Nach Abwägung aller Gesichtspunkte habe ich das Zuwanderungsgesetz heute morgen unterzeichnet und den Auftrag zur Verkündung im Bundesgesetzblatt erteilt. Nach der Kompetenzordnung des Grundgesetzes und nach der Staatspraxis ist der Bundespräsident nur dann berechtigt und verpflichtet, von der Ausfertigung eines Gesetzes abzusehen, wenn er die sichere Überzeugung gewonnen hat, dass zweifelsfrei und offenkundig ein Verfassungsverstoß vorliegt. Zu dieser Überzeugung bin ich im vorliegenden Fall nicht gekommen.

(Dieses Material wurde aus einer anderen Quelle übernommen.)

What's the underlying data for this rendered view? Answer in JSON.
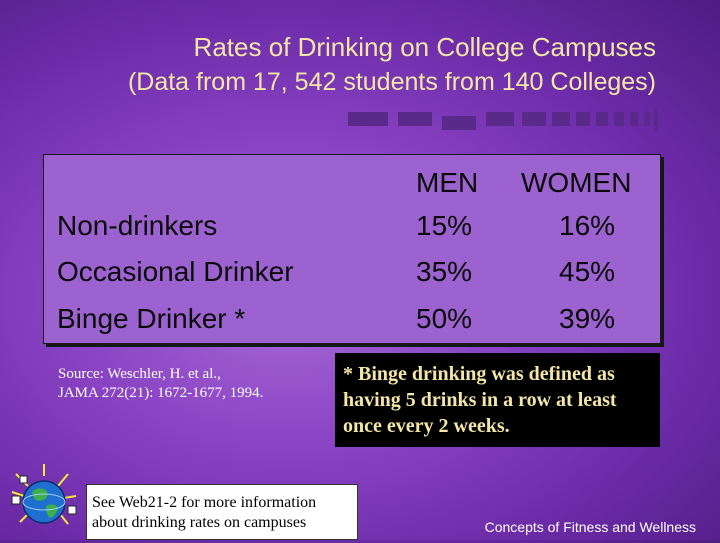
{
  "slide": {
    "title": "Rates of Drinking on College Campuses",
    "subtitle": "(Data from 17, 542 students from 140 Colleges)"
  },
  "table": {
    "headers": [
      "MEN",
      "WOMEN"
    ],
    "rows": [
      {
        "label": "Non-drinkers",
        "men": "15%",
        "women": "16%"
      },
      {
        "label": "Occasional Drinker",
        "men": "35%",
        "women": "45%"
      },
      {
        "label": "Binge Drinker *",
        "men": "50%",
        "women": "39%"
      }
    ]
  },
  "source": {
    "line1": "Source: Weschler, H. et al.,",
    "line2": "JAMA 272(21): 1672-1677, 1994."
  },
  "note": {
    "text": "* Binge drinking was defined as having 5 drinks in a row at least once every 2 weeks."
  },
  "see_more": {
    "line1": "See Web21-2 for more information",
    "line2": "about drinking rates on campuses"
  },
  "footer": "Concepts of Fitness and Wellness",
  "colors": {
    "title": "#f3e6a6",
    "table_bg": "#9c62cf",
    "note_bg": "#000000"
  },
  "icons": [
    "globe-logo-icon"
  ]
}
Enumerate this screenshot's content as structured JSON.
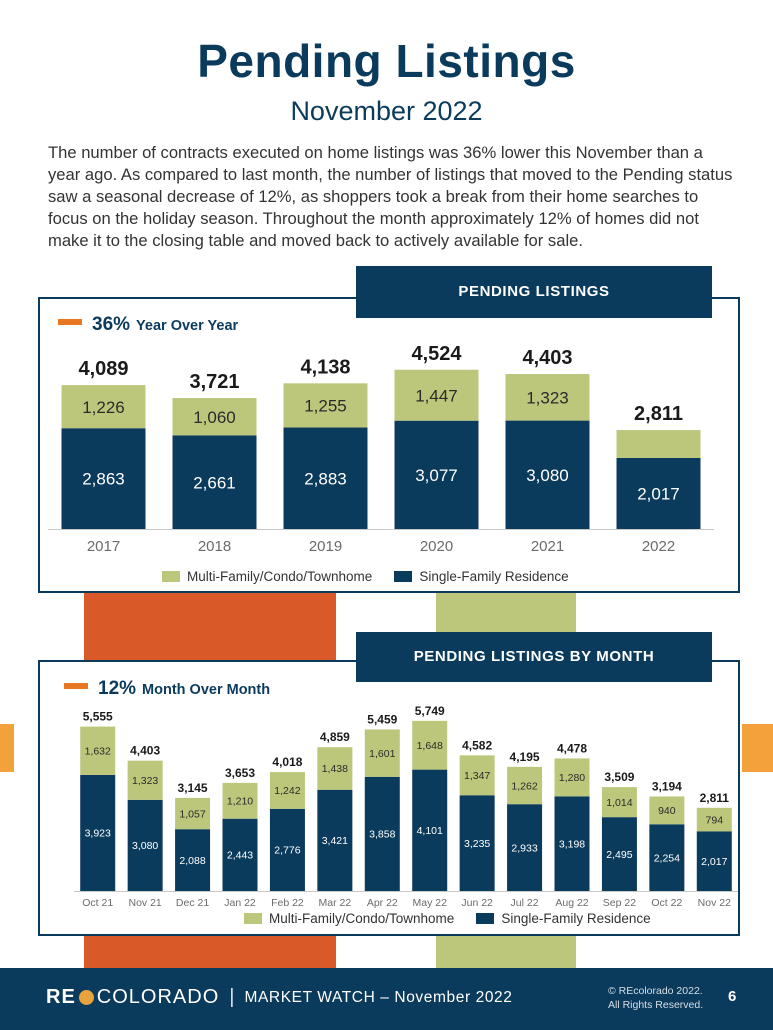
{
  "header": {
    "title": "Pending Listings",
    "subtitle": "November 2022",
    "body": "The number of contracts executed on home listings was 36% lower this November than a year ago.  As compared to last month, the number of listings that moved to the Pending status saw a seasonal decrease of 12%, as shoppers took a break from their home searches to focus on the holiday season. Throughout the month approximately 12% of homes did not make it to the closing table and moved back to actively available for sale."
  },
  "colors": {
    "navy": "#0b3b5c",
    "sfr": "#0b3b5c",
    "multi": "#bcc77b",
    "orange": "#e87722",
    "red_orange": "#d95a28",
    "green_block": "#bcc77b",
    "side_orange": "#f3a13a"
  },
  "yearly": {
    "tag": "PENDING LISTINGS",
    "kpi_value": "36%",
    "kpi_label": "Year Over Year",
    "legend": {
      "multi": "Multi-Family/Condo/Townhome",
      "sfr": "Single-Family Residence"
    }
  },
  "monthly": {
    "tag": "PENDING LISTINGS BY MONTH",
    "kpi_value": "12%",
    "kpi_label": "Month Over Month",
    "legend": {
      "multi": "Multi-Family/Condo/Townhome",
      "sfr": "Single-Family Residence"
    }
  },
  "footer": {
    "brand_re": "RE",
    "brand_co": "COLORADO",
    "separator": "|",
    "market_watch": "MARKET WATCH – November 2022",
    "copyright_1": "© REcolorado 2022.",
    "copyright_2": "All Rights Reserved.",
    "page": "6"
  },
  "chart_data": [
    {
      "type": "bar",
      "stacked": true,
      "categories": [
        "2017",
        "2018",
        "2019",
        "2020",
        "2021",
        "2022"
      ],
      "series": [
        {
          "name": "Single-Family Residence",
          "values": [
            2863,
            2661,
            2883,
            3077,
            3080,
            2017
          ]
        },
        {
          "name": "Multi-Family/Condo/Townhome",
          "values": [
            1226,
            1060,
            1255,
            1447,
            1323,
            794
          ]
        }
      ],
      "totals": [
        4089,
        3721,
        4138,
        4524,
        4403,
        2811
      ],
      "value_labels": {
        "sfr": [
          "2,863",
          "2,661",
          "2,883",
          "3,077",
          "3,080",
          "2,017"
        ],
        "multi": [
          "1,226",
          "1,060",
          "1,255",
          "1,447",
          "1,323",
          ""
        ],
        "totals": [
          "4,089",
          "3,721",
          "4,138",
          "4,524",
          "4,403",
          "2,811"
        ]
      },
      "ylim": [
        0,
        5200
      ],
      "legend": "bottom-center",
      "grid": false
    },
    {
      "type": "bar",
      "stacked": true,
      "categories": [
        "Oct 21",
        "Nov 21",
        "Dec 21",
        "Jan 22",
        "Feb 22",
        "Mar 22",
        "Apr 22",
        "May 22",
        "Jun 22",
        "Jul 22",
        "Aug 22",
        "Sep 22",
        "Oct 22",
        "Nov 22"
      ],
      "series": [
        {
          "name": "Single-Family Residence",
          "values": [
            3923,
            3080,
            2088,
            2443,
            2776,
            3421,
            3858,
            4101,
            3235,
            2933,
            3198,
            2495,
            2254,
            2017
          ]
        },
        {
          "name": "Multi-Family/Condo/Townhome",
          "values": [
            1632,
            1323,
            1057,
            1210,
            1242,
            1438,
            1601,
            1648,
            1347,
            1262,
            1280,
            1014,
            940,
            794
          ]
        }
      ],
      "totals": [
        5555,
        4403,
        3145,
        3653,
        4018,
        4859,
        5459,
        5749,
        4582,
        4195,
        4478,
        3509,
        3194,
        2811
      ],
      "value_labels": {
        "sfr": [
          "3,923",
          "3,080",
          "2,088",
          "2,443",
          "2,776",
          "3,421",
          "3,858",
          "4,101",
          "3,235",
          "2,933",
          "3,198",
          "2,495",
          "2,254",
          "2,017"
        ],
        "multi": [
          "1,632",
          "1,323",
          "1,057",
          "1,210",
          "1,242",
          "1,438",
          "1,601",
          "1,648",
          "1,347",
          "1,262",
          "1,280",
          "1,014",
          "940",
          "794"
        ],
        "totals": [
          "5,555",
          "4,403",
          "3,145",
          "3,653",
          "4,018",
          "4,859",
          "5,459",
          "5,749",
          "4,582",
          "4,195",
          "4,478",
          "3,509",
          "3,194",
          "2,811"
        ]
      },
      "ylim": [
        0,
        6000
      ],
      "legend": "bottom-center",
      "grid": false
    }
  ]
}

Ich habe heute einen Brief an die drei am Gesetzgebungsverfahren beteiligten Verfassungsorgane geschrieben, an den Bundeskanzler und an die Präsidenten von Bundestag und Bundesrat, in dem ich sie über meine Entscheidung unterrichte. Der Brief ist ihnen heute mittag zugestellt worden. Der Wortlaut des Briefes steht im Anschluss an diese Erklärung allen Interessierten zur Verfügung. Die Regierungschefs der Länder, die mir geschrieben und ihre Briefe veröffentlicht haben, habe ich ebenfalls über meine Entscheidung unterrichtet.

I.

Ich möchte Ihnen die wichtigsten Gesichtspunkte für meine Entscheidung erläutern. Den maßgeblichen Sachverhalt darf ich als bekannt voraussetzen; ich möchte ihn hier nur kurz rekapitulieren:

Als das Land Brandenburg zur Stimmabgabe aufgerufen wurde, haben zunächst Minister Ziel mit "Ja" und Minister Schönbohm mit "Nein" gestimmt. Daraufhin hat der Präsident des Bundesrates auf das Gebot der einheitlichen Stimmabgabe hingewiesen und an den Ministerpräsidenten des Landes Brandenburg die Frage gerichtet, wie das Land abstimme. Ministerpräsident Stolpe hat geantwortet: "Als Ministerpräsident des Landes Brandenburg erkläre ich hiermit Ja." Dem hat Minister Schönbohm angefügt: "Sie kennen meine Auffassung, Herr Präsident." Der Bundesratspräsident hat daraufhin die Stimmabgabe des Landes Brandenburg als "Ja" gewertet. Nach den dagegen protestierenden Zwischenrufen anderer Mitglieder des Bundesrates hat der Präsident des Bundesrates erneut Ministerpräsident Stolpe gefragt, dieser hat seine Antwort wiederholt; Minister Schönbohm hat dem keine Äußerung mehr folgen lassen.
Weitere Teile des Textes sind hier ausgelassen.